Par exemple, C. A. Villie, E. P. Solomon et P. W. Davis,
paléontologues qui soutiennent la théorie de l'évolution, acceptent l'apparition
subite de l'homme, sans avoir aucun ancêtre originel.16
Durant l'année 2000, Mark Collard et Bernard Wood, dans un
de leurs articles, ont été forcés d'écrire: "Les hypothèses phylogénétiques
concernant l'évolution de l'homme ne sont vraiment pas fiables."17
Même si toutes les découvertes de nouveaux fossiles sont
présentées (par des journaux dont le sérieux est à mettre en doute) avec
des titres adaptés du genre "le chaînon manquant de l'évolution a été
trouvé", ces fossiles mettent dans l'impasse la théorie de l'évolution.

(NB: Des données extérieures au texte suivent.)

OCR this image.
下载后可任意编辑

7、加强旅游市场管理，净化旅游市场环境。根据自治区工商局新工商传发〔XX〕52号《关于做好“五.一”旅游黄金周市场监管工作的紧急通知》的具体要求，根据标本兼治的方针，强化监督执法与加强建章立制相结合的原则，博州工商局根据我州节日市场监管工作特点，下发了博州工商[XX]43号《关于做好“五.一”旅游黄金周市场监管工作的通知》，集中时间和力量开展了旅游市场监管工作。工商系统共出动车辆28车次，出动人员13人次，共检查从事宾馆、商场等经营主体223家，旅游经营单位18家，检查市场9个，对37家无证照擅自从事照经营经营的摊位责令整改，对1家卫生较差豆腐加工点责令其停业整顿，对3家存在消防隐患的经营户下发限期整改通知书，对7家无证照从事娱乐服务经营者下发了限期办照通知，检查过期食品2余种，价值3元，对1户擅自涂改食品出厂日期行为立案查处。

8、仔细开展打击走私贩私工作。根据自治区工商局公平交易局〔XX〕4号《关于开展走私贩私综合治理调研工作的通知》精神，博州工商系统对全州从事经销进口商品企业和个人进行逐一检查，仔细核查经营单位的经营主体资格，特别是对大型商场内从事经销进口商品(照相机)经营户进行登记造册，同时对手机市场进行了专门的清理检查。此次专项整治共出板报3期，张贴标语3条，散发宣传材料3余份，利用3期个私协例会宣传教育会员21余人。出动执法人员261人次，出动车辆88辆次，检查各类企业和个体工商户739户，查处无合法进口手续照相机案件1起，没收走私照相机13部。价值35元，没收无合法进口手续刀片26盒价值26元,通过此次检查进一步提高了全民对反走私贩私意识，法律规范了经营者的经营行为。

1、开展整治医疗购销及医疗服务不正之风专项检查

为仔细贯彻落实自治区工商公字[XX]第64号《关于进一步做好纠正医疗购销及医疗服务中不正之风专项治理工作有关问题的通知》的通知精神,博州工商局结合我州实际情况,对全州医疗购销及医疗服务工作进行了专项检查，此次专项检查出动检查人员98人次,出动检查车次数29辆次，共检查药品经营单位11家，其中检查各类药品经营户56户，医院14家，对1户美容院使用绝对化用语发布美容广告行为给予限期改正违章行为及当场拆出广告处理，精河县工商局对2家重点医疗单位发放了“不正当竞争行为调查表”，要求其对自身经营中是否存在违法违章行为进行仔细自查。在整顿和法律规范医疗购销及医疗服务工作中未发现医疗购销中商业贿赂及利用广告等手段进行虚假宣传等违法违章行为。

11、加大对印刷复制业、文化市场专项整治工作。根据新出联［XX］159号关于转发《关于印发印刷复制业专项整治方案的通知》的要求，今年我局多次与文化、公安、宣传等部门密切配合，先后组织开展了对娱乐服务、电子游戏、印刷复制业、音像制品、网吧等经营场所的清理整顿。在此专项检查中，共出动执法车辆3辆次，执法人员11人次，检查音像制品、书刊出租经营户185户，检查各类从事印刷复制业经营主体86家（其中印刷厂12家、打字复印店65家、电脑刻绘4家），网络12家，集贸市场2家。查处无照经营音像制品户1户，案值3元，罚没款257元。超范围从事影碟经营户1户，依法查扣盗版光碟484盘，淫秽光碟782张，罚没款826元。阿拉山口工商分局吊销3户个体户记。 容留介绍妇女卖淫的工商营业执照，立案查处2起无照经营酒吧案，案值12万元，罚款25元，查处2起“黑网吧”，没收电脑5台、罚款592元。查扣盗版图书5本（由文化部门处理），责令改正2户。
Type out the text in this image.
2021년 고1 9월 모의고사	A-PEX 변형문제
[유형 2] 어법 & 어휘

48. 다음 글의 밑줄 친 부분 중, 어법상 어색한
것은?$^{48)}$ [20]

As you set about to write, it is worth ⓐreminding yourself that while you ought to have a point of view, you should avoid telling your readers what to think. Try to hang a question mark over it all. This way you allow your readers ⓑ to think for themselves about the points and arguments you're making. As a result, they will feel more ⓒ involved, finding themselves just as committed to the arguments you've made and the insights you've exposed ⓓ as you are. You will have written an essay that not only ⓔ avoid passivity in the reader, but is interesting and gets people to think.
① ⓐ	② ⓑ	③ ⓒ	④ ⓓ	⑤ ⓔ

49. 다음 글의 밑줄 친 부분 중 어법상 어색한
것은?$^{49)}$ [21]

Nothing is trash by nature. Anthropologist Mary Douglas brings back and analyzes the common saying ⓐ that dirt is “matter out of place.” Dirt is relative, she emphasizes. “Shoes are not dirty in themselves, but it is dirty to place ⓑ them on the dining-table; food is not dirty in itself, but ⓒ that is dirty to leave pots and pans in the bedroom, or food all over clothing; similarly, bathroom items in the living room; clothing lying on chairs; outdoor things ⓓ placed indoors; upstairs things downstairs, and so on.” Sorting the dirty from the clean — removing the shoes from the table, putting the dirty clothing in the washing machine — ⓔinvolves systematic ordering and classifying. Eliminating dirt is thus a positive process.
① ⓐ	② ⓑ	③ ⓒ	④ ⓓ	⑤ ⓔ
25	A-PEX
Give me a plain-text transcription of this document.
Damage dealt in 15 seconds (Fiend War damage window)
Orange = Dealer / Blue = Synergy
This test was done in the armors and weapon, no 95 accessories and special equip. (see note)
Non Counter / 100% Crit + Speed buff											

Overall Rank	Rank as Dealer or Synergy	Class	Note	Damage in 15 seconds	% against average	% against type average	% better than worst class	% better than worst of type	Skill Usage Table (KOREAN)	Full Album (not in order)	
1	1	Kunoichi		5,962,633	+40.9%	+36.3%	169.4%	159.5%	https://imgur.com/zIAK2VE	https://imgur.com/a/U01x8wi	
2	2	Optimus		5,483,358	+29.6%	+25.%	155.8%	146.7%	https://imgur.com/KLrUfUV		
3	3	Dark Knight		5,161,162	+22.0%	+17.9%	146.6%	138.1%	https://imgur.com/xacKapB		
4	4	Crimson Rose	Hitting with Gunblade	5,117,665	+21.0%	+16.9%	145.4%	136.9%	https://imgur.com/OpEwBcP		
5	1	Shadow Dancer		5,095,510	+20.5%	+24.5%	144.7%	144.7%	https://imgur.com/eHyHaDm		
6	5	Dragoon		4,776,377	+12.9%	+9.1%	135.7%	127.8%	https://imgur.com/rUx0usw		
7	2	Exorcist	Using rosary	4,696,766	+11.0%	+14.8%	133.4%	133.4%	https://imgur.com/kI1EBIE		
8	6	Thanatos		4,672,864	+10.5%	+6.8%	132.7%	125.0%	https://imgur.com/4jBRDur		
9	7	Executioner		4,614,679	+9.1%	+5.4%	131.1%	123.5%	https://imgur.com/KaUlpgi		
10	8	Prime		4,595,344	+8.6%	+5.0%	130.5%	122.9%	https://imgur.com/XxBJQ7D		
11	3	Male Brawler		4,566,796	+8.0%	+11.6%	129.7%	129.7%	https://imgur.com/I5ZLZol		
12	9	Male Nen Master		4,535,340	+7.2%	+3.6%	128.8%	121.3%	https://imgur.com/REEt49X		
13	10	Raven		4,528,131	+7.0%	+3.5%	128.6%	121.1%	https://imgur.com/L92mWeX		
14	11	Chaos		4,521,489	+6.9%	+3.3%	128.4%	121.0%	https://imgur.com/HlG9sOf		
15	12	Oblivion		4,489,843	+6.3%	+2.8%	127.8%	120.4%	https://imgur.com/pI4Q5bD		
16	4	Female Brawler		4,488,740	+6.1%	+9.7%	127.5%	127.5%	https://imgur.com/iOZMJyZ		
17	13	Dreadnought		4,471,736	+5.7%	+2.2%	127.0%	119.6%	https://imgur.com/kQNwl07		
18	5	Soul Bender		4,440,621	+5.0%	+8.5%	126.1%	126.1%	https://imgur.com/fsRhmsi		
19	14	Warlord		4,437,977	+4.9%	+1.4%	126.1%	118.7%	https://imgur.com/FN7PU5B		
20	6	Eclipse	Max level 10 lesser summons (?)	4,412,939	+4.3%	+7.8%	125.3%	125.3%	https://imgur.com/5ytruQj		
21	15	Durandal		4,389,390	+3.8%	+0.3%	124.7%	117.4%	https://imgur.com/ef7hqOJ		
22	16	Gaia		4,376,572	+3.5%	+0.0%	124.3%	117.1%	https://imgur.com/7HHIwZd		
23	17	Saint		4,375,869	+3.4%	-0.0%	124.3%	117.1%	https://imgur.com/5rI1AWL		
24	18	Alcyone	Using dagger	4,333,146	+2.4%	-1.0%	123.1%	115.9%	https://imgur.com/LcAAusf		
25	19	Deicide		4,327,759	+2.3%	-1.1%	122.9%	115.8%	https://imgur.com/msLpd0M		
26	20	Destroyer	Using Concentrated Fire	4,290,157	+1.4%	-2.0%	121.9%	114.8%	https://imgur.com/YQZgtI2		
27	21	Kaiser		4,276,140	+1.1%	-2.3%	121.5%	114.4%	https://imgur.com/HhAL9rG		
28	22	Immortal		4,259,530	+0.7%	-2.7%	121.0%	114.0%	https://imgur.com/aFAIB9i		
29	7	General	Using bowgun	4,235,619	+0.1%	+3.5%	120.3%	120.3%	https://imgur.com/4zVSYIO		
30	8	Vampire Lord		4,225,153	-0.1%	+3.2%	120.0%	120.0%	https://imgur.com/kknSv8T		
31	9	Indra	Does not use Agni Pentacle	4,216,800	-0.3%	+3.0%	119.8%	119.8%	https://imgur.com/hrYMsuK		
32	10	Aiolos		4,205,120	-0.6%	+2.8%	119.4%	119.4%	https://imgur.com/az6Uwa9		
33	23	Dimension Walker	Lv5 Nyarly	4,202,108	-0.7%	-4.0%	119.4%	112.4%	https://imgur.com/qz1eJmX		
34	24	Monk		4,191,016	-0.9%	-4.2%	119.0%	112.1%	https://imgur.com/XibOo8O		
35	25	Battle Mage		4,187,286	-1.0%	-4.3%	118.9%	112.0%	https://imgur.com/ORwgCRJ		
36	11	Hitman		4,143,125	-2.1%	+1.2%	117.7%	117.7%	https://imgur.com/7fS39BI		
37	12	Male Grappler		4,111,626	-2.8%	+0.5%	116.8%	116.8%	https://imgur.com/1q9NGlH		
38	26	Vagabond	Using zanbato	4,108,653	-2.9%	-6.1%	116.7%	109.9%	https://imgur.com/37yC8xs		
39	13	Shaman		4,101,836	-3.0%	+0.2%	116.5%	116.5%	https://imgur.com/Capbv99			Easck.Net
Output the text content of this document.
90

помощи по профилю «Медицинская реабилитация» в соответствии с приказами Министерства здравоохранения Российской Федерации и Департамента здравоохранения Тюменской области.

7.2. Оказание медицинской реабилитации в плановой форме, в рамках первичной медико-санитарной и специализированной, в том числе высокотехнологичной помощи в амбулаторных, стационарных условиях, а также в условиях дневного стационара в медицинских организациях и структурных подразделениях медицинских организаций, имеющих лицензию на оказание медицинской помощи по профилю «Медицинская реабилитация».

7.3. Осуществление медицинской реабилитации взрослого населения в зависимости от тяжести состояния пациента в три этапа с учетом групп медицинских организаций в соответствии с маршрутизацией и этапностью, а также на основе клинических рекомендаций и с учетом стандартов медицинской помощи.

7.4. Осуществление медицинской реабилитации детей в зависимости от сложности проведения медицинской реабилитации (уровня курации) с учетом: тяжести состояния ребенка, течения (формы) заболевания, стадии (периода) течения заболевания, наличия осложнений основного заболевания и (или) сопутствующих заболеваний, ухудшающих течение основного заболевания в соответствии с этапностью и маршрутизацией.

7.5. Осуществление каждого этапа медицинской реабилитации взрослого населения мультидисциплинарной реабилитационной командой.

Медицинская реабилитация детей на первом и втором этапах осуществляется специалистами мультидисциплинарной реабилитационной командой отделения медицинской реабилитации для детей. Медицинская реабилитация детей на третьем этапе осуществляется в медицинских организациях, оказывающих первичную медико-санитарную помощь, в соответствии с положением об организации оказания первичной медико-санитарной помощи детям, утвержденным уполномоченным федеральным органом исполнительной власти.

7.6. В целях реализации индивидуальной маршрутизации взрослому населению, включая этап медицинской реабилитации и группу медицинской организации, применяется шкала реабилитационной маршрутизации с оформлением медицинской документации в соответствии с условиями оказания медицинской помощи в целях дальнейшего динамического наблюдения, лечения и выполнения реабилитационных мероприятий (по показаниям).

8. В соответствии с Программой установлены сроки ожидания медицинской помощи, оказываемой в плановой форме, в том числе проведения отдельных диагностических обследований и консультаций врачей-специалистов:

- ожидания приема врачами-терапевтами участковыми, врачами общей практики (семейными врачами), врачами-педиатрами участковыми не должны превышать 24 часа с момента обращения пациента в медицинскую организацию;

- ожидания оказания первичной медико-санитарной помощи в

Un de ces exemples est le fossile d'un crâne, trouvé en 2001, et nommé
Kenyanthropus platyops. Daniel E. Lieberman, chercheur de la section anthropologie
de l'Université George Washington, dans un article publié dans la revue
Nature, fit cette interprétation au sujet du Kenyanthropus platyops:
L'histoire de l'évolution est très confuse et n'a pas encore
été résolue. Aujourd'hui avec la découverte d'une nouvelle espèce vieille
de 3,5 millions d'années, cette histoire va encore plus se confondre…
La morphologie du Kenyanthropus platyops apporte de nombreuses questions
avec elle au sujet de l'évolution de l'homme et du comportement des espèces.
Par exemple, pourquoi, contrairement à ce que l'on devrait attendre, comporte-t-il
à la fois une petite molaire, une mâchoire bombée vers l'avant ainsi qu'un
grand visage plat? Tous les hominidés ayant un grand visage et une mâchoire
placée de la sorte ont une grande molaire. Le plus grand rôle du Kenyanthropus
platyops dans les années à venir va être de décomposer les communautés
et d'intensifier les désordres dans la recherche de liens entre les différents
hominidés.18

Dans son numéro de décembre 1997, Discover,
l'une des revues évolutionnistes les plus populaires, mettait en
couverture un visage humain âgé de 800 mille ans. Les journalistes
exprimaient leur stupéfaction avec la question: "Est-ce le
visage de notre passé?"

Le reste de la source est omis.